Kurkjian spoke about how Belmont resident Elaine Patapanian contacted
him about the photo, as her grandfather, Varteres Armenyan, was in it.
`I spent a lot of time trying to find the secrets behind this
photograph,' he said, crediting NAASR's Marc Mamigonian for helping
steer him right as well as Arpie Davis for providing translations.
Patapanian's grandfather been taken to prison in July 1915 and then on
to a long march outside Gesaria, toward Sivas. In a final letter to
his wife, realizing that he should expect the worst, he had written,
`Kiss my children's eyes for me.'
It was this phrase that caught Kurkjian's imagination and would not
release him. `Perhaps it was because I had recently become a
grandfather but the connection that it made for me was real. And I
felt perhaps a sense of obligation to tell their story, of what had
happened to them,' he explained.
Armenyan was one of 1,100 Armenian men in Gesaria who were tried by a
military court from mid to late May 1915. In June, the hangings began.
Most were charged with possession of weapons or membership in one of
two banned Armenian political parties, the Hunchagian and the Armenian
Revolutionary Federation.
Interestingly, of all those men, only two were acquitted and one was
Armenyan. But acquittal did not mean freedom; it meant a death march.
All in all, of the 1,100 men arrested in Gesaria during this period,
900 were either hanged or killed during marches.
Kurkjian explained that this specific photo kept popping up, in a
Damascus wall calendar. He found the photo also in the archives of
Vahan Elmayan who was a witness to the killings in Gesaria and wrote
an account of it in 1920 in an Armenian newspaper published in
Chicago, called Yeritasard Hayastan. Elmayan also wrote of the events
in Gesaria in 1965 in a large volume written in Armenian whose title,
loosely translated, is Fifty Years Since the Great Catastrophe.
Kurkjian said that his search for answers showed that despite the
tremendous work of people like Vahakn Dadrian, Taner Akçam and
Mamigonian, there is still not a `cohesive archive that contains the
relevant documents that would answer definitively the questions of
what happened here, and why.'
He added, `Except for Armenia, no other government has ever supported
through manpower or finances a comprehensive research effort, like we
saw with the Nuremberg Trials and related investigations on how the
Holocaust took place, and who was responsible.'
The photo, he noted, had survived because of the efforts of Haratoun
Nakashian, and his daughter, Alice, who had preserved his papers and
shared them with Kurkjian, helping him piece together much of their
story.
Kurkjian said that in Gesaria, Salih Zeki, a regional executive, was
filled with exceptional bloodlust toward Armenians. An explosion at
the home of an Armenian gave him the pretext to round up all the
Armenian men in the district. After the men were arrested and/or
killed immediately, he went after the women, children and the elderly
from Gesaria, forcing them on a long death march into the desert. The
photo, he said, was taken in order for Zeki to ingratiate himself with
the Enver, Talaat and Cemal triumvirate to prove his zeal in the
extermination efforts.
`The Armenian Genocide shredded the tenuous tissue that bonds one
person to another, families together. With so many villages destroyed
and people killed, who your neighbor was or who may have been related
to you by blood or marriage has been lost for most Armenians alive
today. Certainly lost is the feeling of attachment to the land.

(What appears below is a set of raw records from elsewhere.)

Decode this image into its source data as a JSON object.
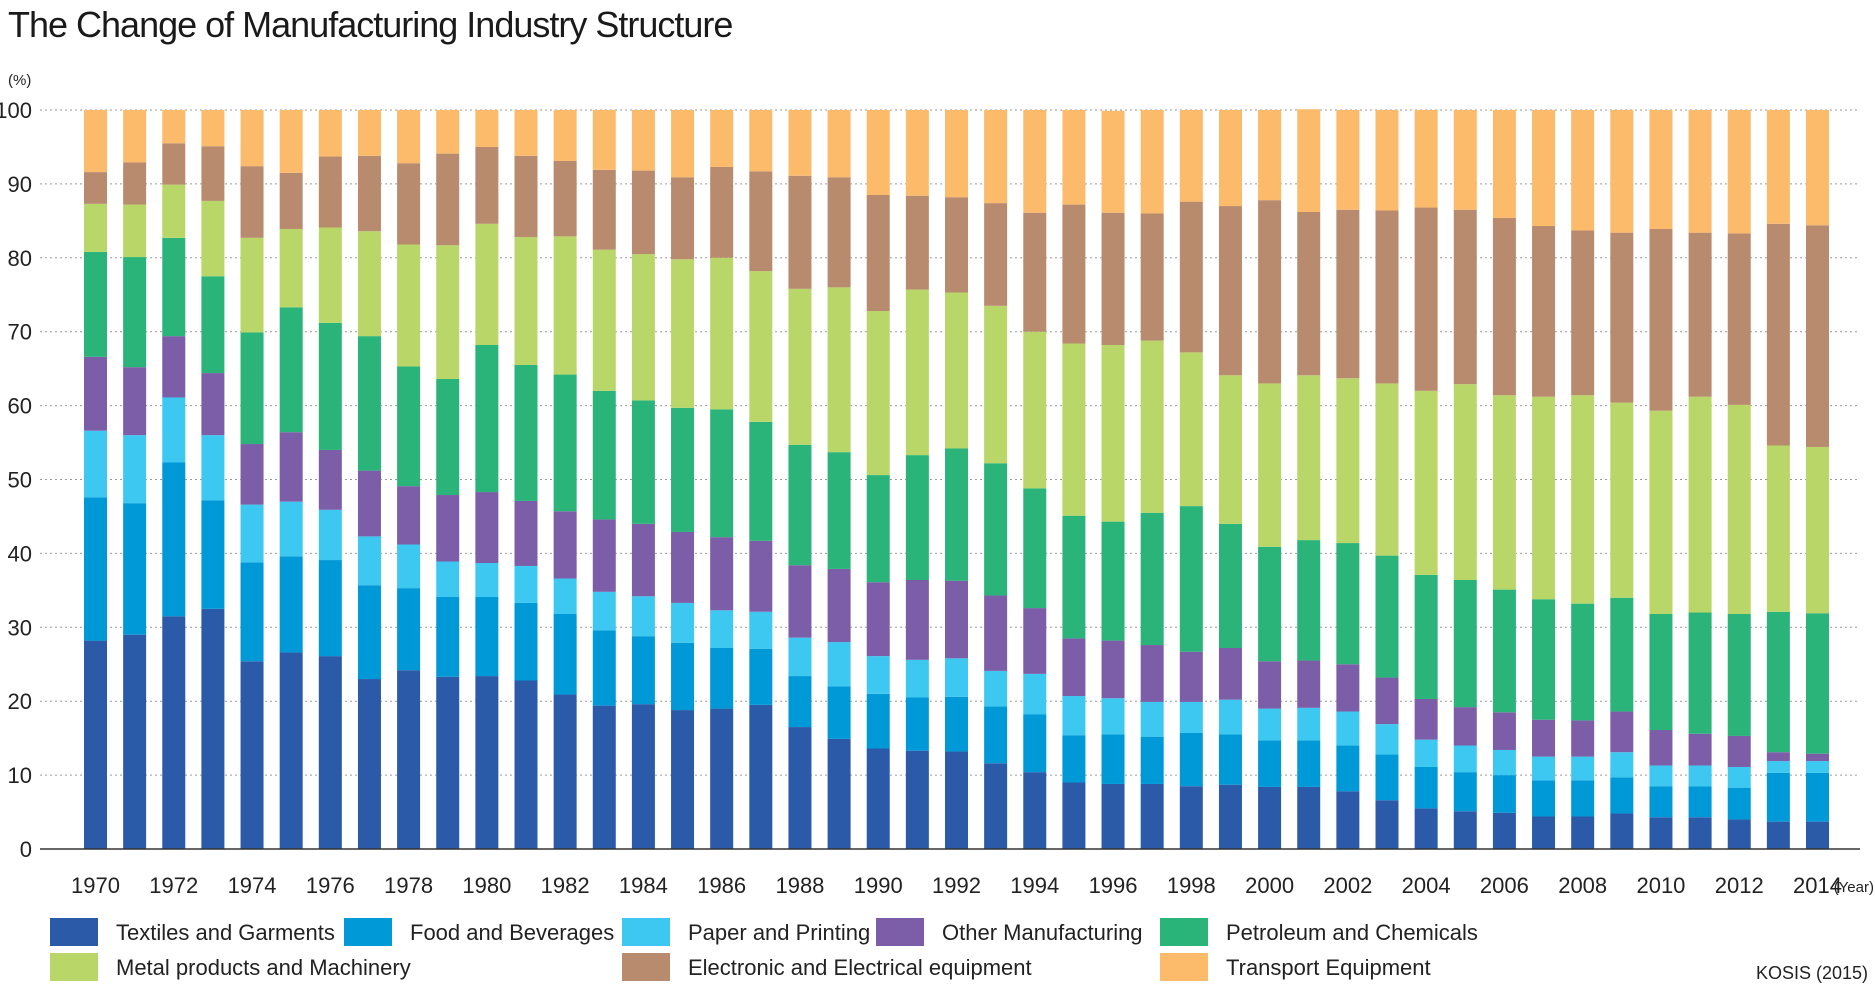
{
  "chart_data": {
    "type": "bar",
    "stacked": true,
    "title": "The Change of Manufacturing Industry Structure",
    "ylabel": "(%)",
    "xlabel": "(Year)",
    "ylim": [
      0,
      100
    ],
    "yticks": [
      0,
      10,
      20,
      30,
      40,
      50,
      60,
      70,
      80,
      90,
      100
    ],
    "grid": true,
    "legend_position": "bottom",
    "source": "KOSIS (2015)",
    "categories": [
      "1970",
      "1971",
      "1972",
      "1973",
      "1974",
      "1975",
      "1976",
      "1977",
      "1978",
      "1979",
      "1980",
      "1981",
      "1982",
      "1983",
      "1984",
      "1985",
      "1986",
      "1987",
      "1988",
      "1989",
      "1990",
      "1991",
      "1992",
      "1993",
      "1994",
      "1995",
      "1996",
      "1997",
      "1998",
      "1999",
      "2000",
      "2001",
      "2002",
      "2003",
      "2004",
      "2005",
      "2006",
      "2007",
      "2008",
      "2009",
      "2010",
      "2011",
      "2012",
      "2013",
      "2014"
    ],
    "x_tick_labels": [
      "1970",
      "1972",
      "1974",
      "1976",
      "1978",
      "1980",
      "1982",
      "1984",
      "1986",
      "1988",
      "1990",
      "1992",
      "1994",
      "1996",
      "1998",
      "2000",
      "2002",
      "2004",
      "2006",
      "2008",
      "2010",
      "2012",
      "2014"
    ],
    "series": [
      {
        "name": "Textiles and Garments",
        "color": "#2b5aa8",
        "values": [
          28.2,
          29.0,
          31.5,
          32.5,
          25.4,
          26.6,
          26.1,
          23.0,
          24.2,
          23.3,
          23.4,
          22.8,
          20.9,
          19.4,
          19.6,
          18.8,
          19.0,
          19.5,
          16.5,
          14.9,
          13.6,
          13.3,
          13.2,
          11.6,
          10.4,
          9.0,
          8.8,
          8.8,
          8.5,
          8.7,
          8.4,
          8.4,
          7.8,
          6.6,
          5.5,
          5.1,
          4.9,
          4.4,
          4.4,
          4.8,
          4.3,
          4.3,
          4.0,
          3.7,
          3.7
        ]
      },
      {
        "name": "Food and Beverages",
        "color": "#0099d8",
        "values": [
          19.4,
          17.8,
          20.8,
          14.7,
          13.4,
          13.0,
          13.0,
          12.7,
          11.1,
          10.8,
          10.7,
          10.5,
          10.9,
          10.2,
          9.2,
          9.1,
          8.2,
          7.6,
          6.9,
          7.1,
          7.4,
          7.2,
          7.4,
          7.7,
          7.8,
          6.4,
          6.7,
          6.4,
          7.2,
          6.8,
          6.3,
          6.3,
          6.2,
          6.2,
          5.6,
          5.3,
          5.1,
          4.9,
          4.9,
          4.9,
          4.2,
          4.2,
          4.3,
          6.6,
          6.6
        ]
      },
      {
        "name": "Paper and Printing",
        "color": "#3cc8f0",
        "values": [
          9.0,
          9.2,
          8.8,
          8.8,
          7.8,
          7.4,
          6.8,
          6.6,
          5.9,
          4.8,
          4.6,
          5.0,
          4.8,
          5.2,
          5.4,
          5.4,
          5.1,
          5.0,
          5.2,
          6.0,
          5.1,
          5.1,
          5.2,
          4.8,
          5.5,
          5.3,
          4.9,
          4.7,
          4.2,
          4.7,
          4.3,
          4.4,
          4.6,
          4.1,
          3.7,
          3.6,
          3.4,
          3.2,
          3.2,
          3.4,
          2.8,
          2.8,
          2.8,
          1.6,
          1.6
        ]
      },
      {
        "name": "Other Manufacturing",
        "color": "#7b5ea7",
        "values": [
          10.0,
          9.2,
          8.3,
          8.4,
          8.2,
          9.4,
          8.1,
          8.9,
          7.9,
          9.0,
          9.6,
          8.8,
          9.1,
          9.8,
          9.8,
          9.6,
          9.9,
          9.6,
          9.8,
          9.9,
          10.0,
          10.8,
          10.5,
          10.2,
          8.9,
          7.8,
          7.8,
          7.7,
          6.8,
          7.0,
          6.4,
          6.4,
          6.4,
          6.3,
          5.5,
          5.2,
          5.1,
          5.0,
          4.9,
          5.5,
          4.8,
          4.3,
          4.2,
          1.2,
          1.0
        ]
      },
      {
        "name": "Petroleum and Chemicals",
        "color": "#2ab47a",
        "values": [
          14.2,
          14.9,
          13.3,
          13.1,
          15.1,
          16.9,
          17.2,
          18.2,
          16.2,
          15.7,
          19.9,
          18.4,
          18.5,
          17.4,
          16.7,
          16.8,
          17.3,
          16.1,
          16.3,
          15.8,
          14.5,
          16.9,
          17.9,
          17.9,
          16.2,
          16.6,
          16.1,
          17.9,
          19.7,
          16.8,
          15.5,
          16.3,
          16.4,
          16.5,
          16.8,
          17.2,
          16.6,
          16.3,
          15.8,
          15.4,
          15.7,
          16.4,
          16.5,
          19.0,
          19.0
        ]
      },
      {
        "name": "Metal products and Machinery",
        "color": "#b9d768",
        "values": [
          6.5,
          7.1,
          7.2,
          10.2,
          12.8,
          10.6,
          12.9,
          14.2,
          16.5,
          18.1,
          16.4,
          17.3,
          18.7,
          19.1,
          19.8,
          20.1,
          20.5,
          20.4,
          21.1,
          22.3,
          22.2,
          22.4,
          21.1,
          21.3,
          21.2,
          23.3,
          23.9,
          23.3,
          20.8,
          20.1,
          22.1,
          22.3,
          22.3,
          23.3,
          24.9,
          26.5,
          26.3,
          27.4,
          28.2,
          26.4,
          27.5,
          29.2,
          28.3,
          22.5,
          22.5
        ]
      },
      {
        "name": "Electronic and Electrical equipment",
        "color": "#b98b6e",
        "values": [
          4.3,
          5.7,
          5.6,
          7.4,
          9.7,
          7.6,
          9.6,
          10.2,
          11.0,
          12.4,
          10.4,
          11.0,
          10.2,
          10.8,
          11.3,
          11.1,
          12.3,
          13.5,
          15.3,
          14.9,
          15.7,
          12.7,
          12.9,
          13.9,
          16.1,
          18.8,
          17.9,
          17.2,
          20.4,
          22.9,
          24.8,
          22.1,
          22.8,
          23.4,
          24.8,
          23.6,
          24.0,
          23.1,
          22.3,
          23.0,
          24.6,
          22.2,
          23.2,
          30.0,
          30.0
        ]
      },
      {
        "name": "Transport Equipment",
        "color": "#fcba6b",
        "values": [
          8.4,
          7.1,
          4.5,
          4.9,
          7.6,
          8.5,
          6.3,
          6.2,
          7.2,
          5.9,
          5.0,
          6.2,
          6.9,
          8.1,
          8.2,
          9.1,
          7.7,
          8.3,
          8.9,
          9.1,
          11.5,
          11.6,
          11.8,
          12.6,
          13.9,
          12.8,
          13.8,
          14.0,
          12.4,
          13.0,
          12.2,
          13.9,
          13.5,
          13.6,
          13.2,
          13.5,
          14.6,
          15.7,
          16.3,
          16.6,
          16.1,
          16.6,
          16.7,
          15.4,
          15.6
        ]
      }
    ]
  }
}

Because of Turkey's refusal to acknowledge the genocide or apologize
for what took place, many of the 10 million Armenians in the worldwide
diaspora are reluctant to go back and visit the villages of their
ancestors,' Kurkjian said.
Kurkjian is an acclaimed journalist formerly with the Boston Globe. He
has won three Pulitzer Prizes for his investigative work with the
Globe. He is also a NAASR board member.